UN office is now seen as too expensive

SLOVAKIA’S cabinet has withdrawn its offer to host the United Nations Population Fund’s (UNFPA) regional office for Eastern Europe and Central Asia in Bratislava. The decision was made at a cabinet session on June 24 due to the high costs for the office, estimated at more than €200,000 per year.

SLOVAKIA’S cabinet has withdrawn its offer to host the United Nations Population Fund’s (UNFPA) regional office for Eastern Europe and Central Asia in Bratislava. The decision was made at a cabinet session on June 24 due to the high costs for the office, estimated at more than €200,000 per year.
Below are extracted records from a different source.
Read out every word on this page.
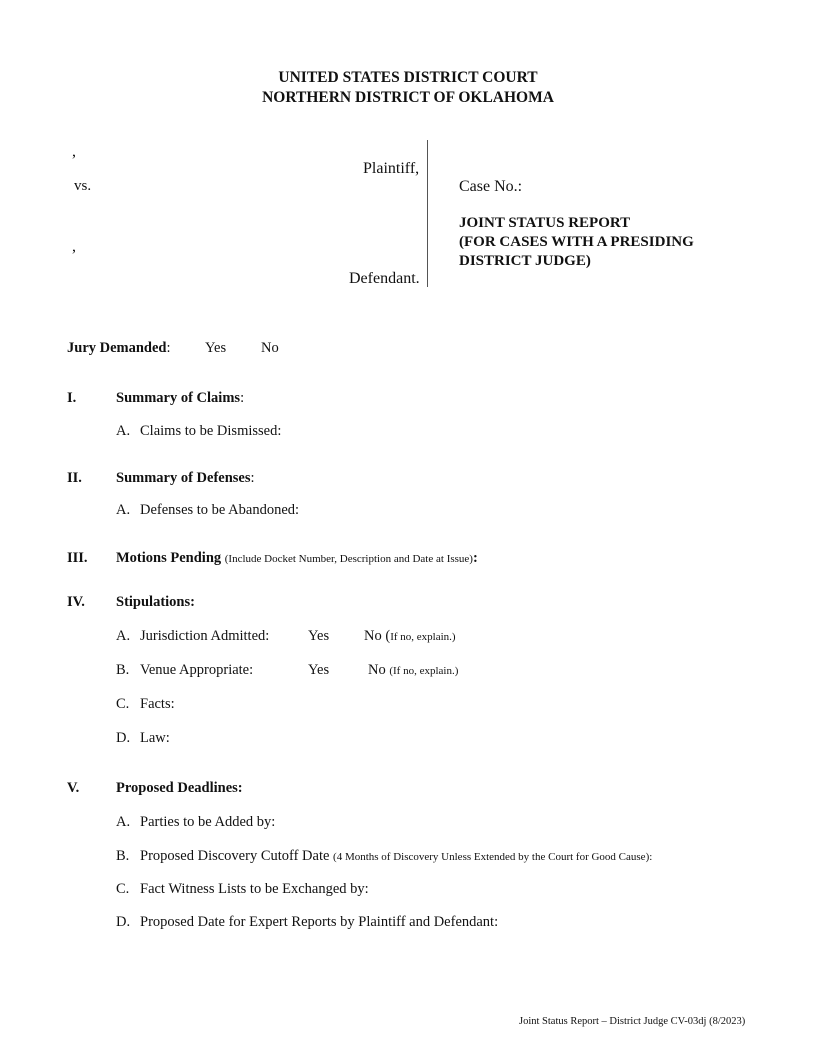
UNITED STATES DISTRICT COURT
NORTHERN DISTRICT OF OKLAHOMA
,
Plaintiff,
vs.
,
Defendant.
Case No.:
JOINT STATUS REPORT
(FOR CASES WITH A PRESIDING
DISTRICT JUDGE)
Jury Demanded: Yes No
I.	Summary of Claims:
A. Claims to be Dismissed:
II. Summary of Defenses:
A. Defenses to be Abandoned:
III. Motions Pending (Include Docket Number, Description and Date at Issue):
IV. Stipulations:
A. Jurisdiction Admitted:	Yes No (If no, explain.)
B. Venue Appropriate:	Yes	No (If no, explain.)
C. Facts:
D. Law:
V.	Proposed Deadlines:
A. Parties to be Added by:
B. Proposed Discovery Cutoff Date (4 Months of Discovery Unless Extended by the Court for Good Cause):
C. Fact Witness Lists to be Exchanged by:
D. Proposed Date for Expert Reports by Plaintiff and Defendant:
Joint Status Report – District Judge CV-03dj (8/2023)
Slovakia was supposed to offer up to 650 square metres of furnished office space, meeting UN standards, free of charge and to also pay operational costs. The Foreign Affairs Ministry had counted on the office’s positive impact on employment, given the previous experience with the regional office of the UN Development Programme which is currently located in Bratislava.

The government approved the agreement on establishing the UNFPA office in Bratislava on January 14, 2009. But in a letter dated June 11, Slovak Foreign Affairs Minister Miroslav Lajčák informed the UN that circumstances related to the financial and economic crisis no longer allowed the government to guarantee the office’s establishment and operation.

“I believe that UNFPA, in cooperation with relevant countries, will be able to find an appropriate seat for its regional office,” he wrote in the letter addressed to Thoraya Ahmed Obaid, the Executive Director of UNFPA.

Former foreign affairs minister and Czechoslovak ambassador to the UN Eduard Kukan said the cabinet’s decision was “absolutely unusual” and may harm Slovakia in the future.

“We may expect that in the future, when we aspire to a similar post, the decision will be more difficult to make and it will have been our own fault,” Kukan said, as quoted by SITA.